CSUSM undergraduate and graduate students are putting science into the hands of elementary school children as part of a new service learning initiative that brings STEM concepts to life at Twin Oaks Elementary.

Focused on boosting early education in science, technology, engineering and math – known as the “STEM” disciplines – 28 students at CSUSM developed lesson plans and taught eight interactive science workshops to more than 200 children from kindergarten through fifth grade. The STEM Outreach project was the first concerted opportunity for CSUSM students to participate in service learning that had a science-specific focus.

“Our aim was to get the kids excited about science and allow them to see, touch and learn about scientific concepts in a fun way,” explained senior biological sciences student Analissa Sarno.



Each lesson plan introduced a different scientific theory and incorporated a hypothesis into a hands-on exploration exercise. The workshops included studies on germs, hereditary traits, how the digestive system functions and how to extract DNA from strawberries. Each activity was modeled after college-level concepts that are taught in upper-division biology, biotechnology and mathematics courses.

One of the activities was a food forging game that explored the role of predators in an ecosystem. In a workshop with fourth graders, the majority of the students were tasked with being moose and then instructed to collect plants, represented by pinto beans, from their environment before being preyed upon by other children playing the part of the wolves. With varying scenarios acted out, the students soon discovered the need for a balanced ecosystem. Too many wolves meant a scarce population of moose and an overabundance of plants. Too few predators would result in near collapse of the ecosystem that couldn’t replenish its plant life fast enough.

“We did a similar advanced version of this activity in the ecology lab on campus,” Sarno said. “To modify it for the fourth graders, we changed the vocabulary, simplified the complexity and ensured that the results would be more visible.”

The activity brought to life what researchers in Yellowstone discovered when the population of wolves took a sudden decline and the vegetation suffered as herds of elk overpopulated the national park.

Before presenting to the students at Twin Oaks, each lesson plan was reviewed by a CSUSM credential student to ensure that the lesson plans met the specific California science standards for each respective grade level. Because children aren’t tested in science until they reach fifth grade, many get little hands-on science education. As a result, students can often feel that scientific concepts and theories are too difficult to understand – a perspective that STEM faculty fellow and biological sciences professor Dr. Bianca Mothe is working to counteract.

“There’s not a lot of science infused in the curriculum in those earlier years,” said Mothe, who spearheaded the service learning project for CSUSM students. “Science is a hands-on exercise that needs to be engaging, exciting and interactive. Often the exposure students receive is through a textbook as opposed to an experiment, which really limits their understanding and interest in the subject.”

Other science-based afterschool programs have been offered at the elementary campus in the past. But with private companies charging a fee to all participants, the enrichment programs have traditionally been out of reach for nearly 60 percent of the school’s students who are enrolled in the free lunch program. As a result, those workshops had not been well attended, explained Assistant Principal Joe Knisley.

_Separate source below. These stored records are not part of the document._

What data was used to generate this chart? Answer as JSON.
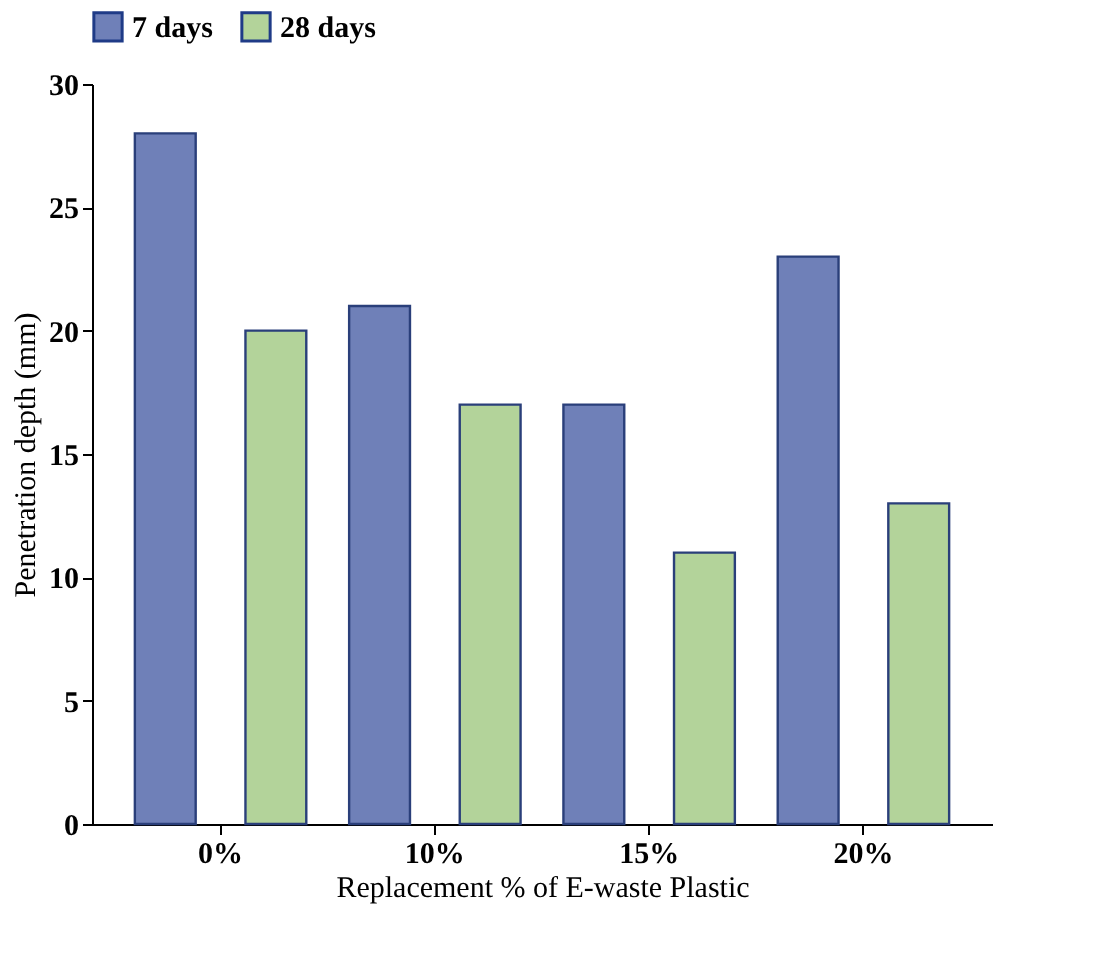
{
  "chart_data": {
    "type": "bar",
    "xlabel": "Replacement % of E-waste Plastic",
    "ylabel": "Penetration depth (mm)",
    "categories": [
      "0%",
      "10%",
      "15%",
      "20%"
    ],
    "series": [
      {
        "name": "7 days",
        "color": "#6f80b8",
        "values": [
          28,
          21,
          17,
          23
        ]
      },
      {
        "name": "28 days",
        "color": "#b3d39a",
        "values": [
          20,
          17,
          11,
          13
        ]
      }
    ],
    "ylim": [
      0,
      30
    ],
    "yticks": [
      0,
      5,
      10,
      15,
      20,
      25,
      30
    ],
    "grid": false,
    "legend": "top"
  }
}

“The partnership with Cal State San Marcos has been incredibly beneficial for our students to interact with university students and hear about their path to college and their passion for science and technology,” he said. “The activities are highly engaging and interesting, and our students are really gaining a deeper understanding and enthusiasm for science.”

“We want science to be accessible to all students, which is why we offered this service for free,” explained Mothe. More than one fourth of the students at Twin Oaks were able to participate in at least one of the eight afterschool workshops hosted by CSUSM students.

“By inviting the teachers to attend the afterschool workshops, we are able to expose them to science-specific exercises that can be replicated during class time,” Mothe added. “Eventually all students will be introduced to these concepts through the lesson plans and materials that remain at the school.”

The STEM Outreach project will be offered again during the spring semester for students enrolled in various courses within the College of Science and Mathematics. Mothe plans to expand the project’s scope and encourage chemistry and physics students to get involved as well.

“It’s a rewarding experience to interact with and watch the students have those ‘a-ha’ moments as they begin to better understand the theories and concepts we presented,” said graduate student Yessenia Peralta. “Science takes passion and we wanted to expose the students early to a possible career field that they may not have considered.”

“We want science to be accessible to all students, which is why we offered this service for free,” explained Dr. Bianca Mothe, professor of biological sciences. More than one fourth of the students at Twin Oaks Elementary were able to participate in at least one of the eight afterschool workshops hosted by CSUSM students in the month of November.